How long we retain your personal data
We will delete your personal data when it is no longer reasonably required for the Permitted Uses described above, or, where applicable, if you withdraw your consent, unless we are legally required or otherwise permitted to continue to hold such data. We may retain your personal data for an additional period if deletion would require us to overwrite our automated disaster recovery backup systems, or to the extent we deem it necessary to assert or defend legal claims during any relevant retention period.
Your rights regarding your personal data
You may have certain rights with respect to personal data we have collected about you. Individual rights concerning personal data vary by jurisdiction but may, for example, include rights to access, rectify or delete your personal data.
Rights of California residents
If you are a resident of California, please see our California Consumer Privacy Notice for information about your rights under the CCPA.
Rights under GDPR
Individuals in the UK, EEA or whose personal data is otherwise subject to the GDPR have the following rights, subject to certain exceptions and conditions:
- Right to access: You may obtain confirmation as to whether we process personal data about you, to receive a copy of your personal data and obtain certain other information about how and why we process your personal data.
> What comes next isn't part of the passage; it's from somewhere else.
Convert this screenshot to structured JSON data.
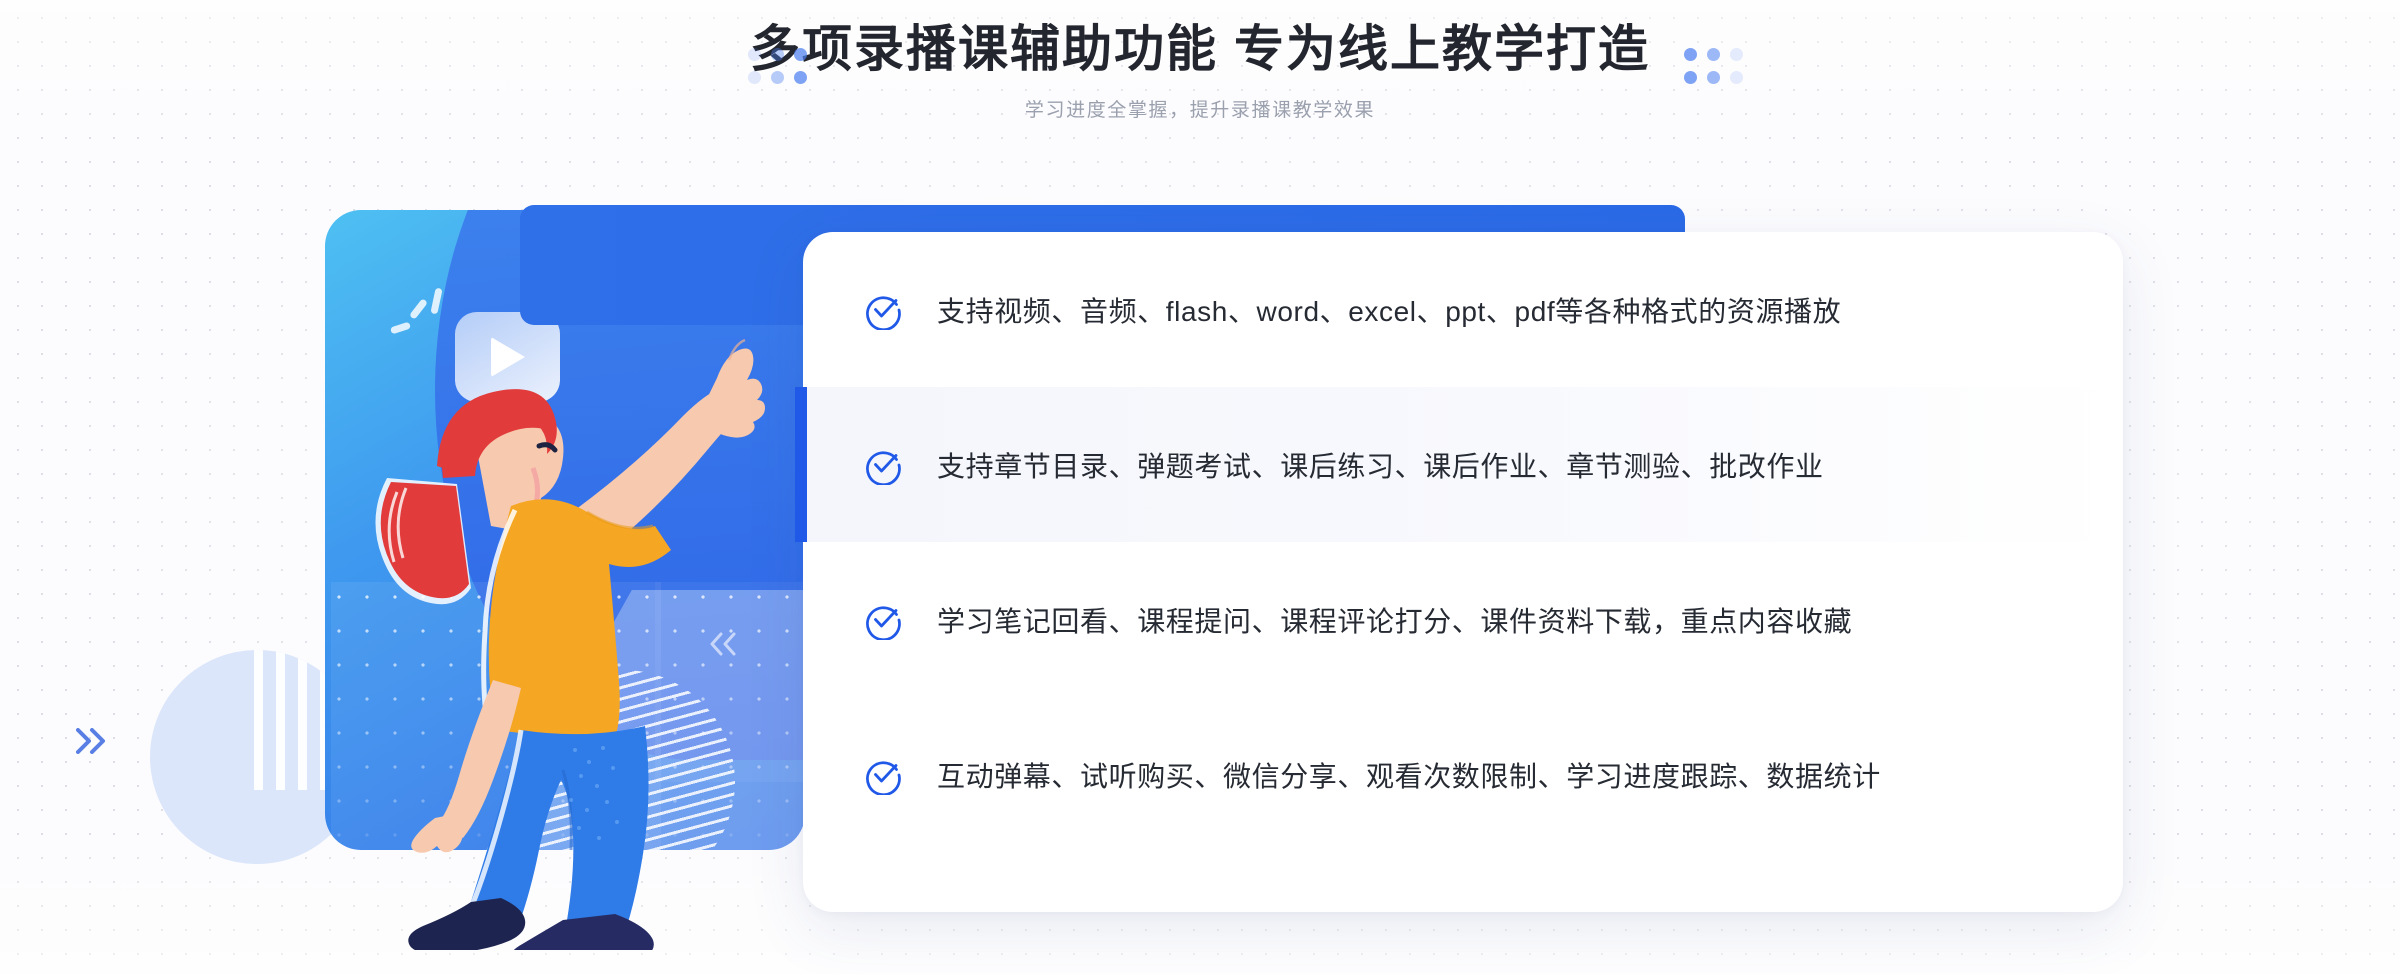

We may require you to prove your identity before providing the requested information. If you require multiple copies of your personal data, we may charge a reasonable administration fee.
- Right to rectify: You may request that your personal data be amended or rectified where it is inaccurate and to have incomplete personal data completed.
- Right to erasure: You may request deletion of your personal data, which is available under certain defined circumstances.
- Rights to restrict or object to processing: You may request we restrict the processing of your personal data, or you may object to our processing of your personal data, each of which is available under certain defined circumstances.
- Right to data portability: You may request to receive a copy of your personal data, that you provided to us, in a structured, commonly-used, machine-readable format, and you have the right to send the data to another organization (or ask us to do so if technically feasible) under certain defined circumstances.
- Right to withdraw consent: Where we process personal data based on your consent, you have a right to withdraw your consent at any time.
- Right to complain to a supervisory authority: If you believe that the processing of your personal data violates the GDPR or applicable EU member state or UK data protection law, you may lodge a complaint with a supervisory authority, in particular in the country where you normally reside or work, or in the place where the alleged violation occurred.
To exercise rights
All requests to exercise rights under applicable data protection law should be addressed to data.privacy@shearman.com.
Keeping your personal data secure
We will take appropriate technical and organizational measures against unauthorized or unlawful processing of your personal data and against accidental loss or destruction of, or damage to, your personal data in accordance with our internal security procedures covering its storage, access and destruction. Personal data may be stored on our own technology systems or those of our vendors, or in paper files.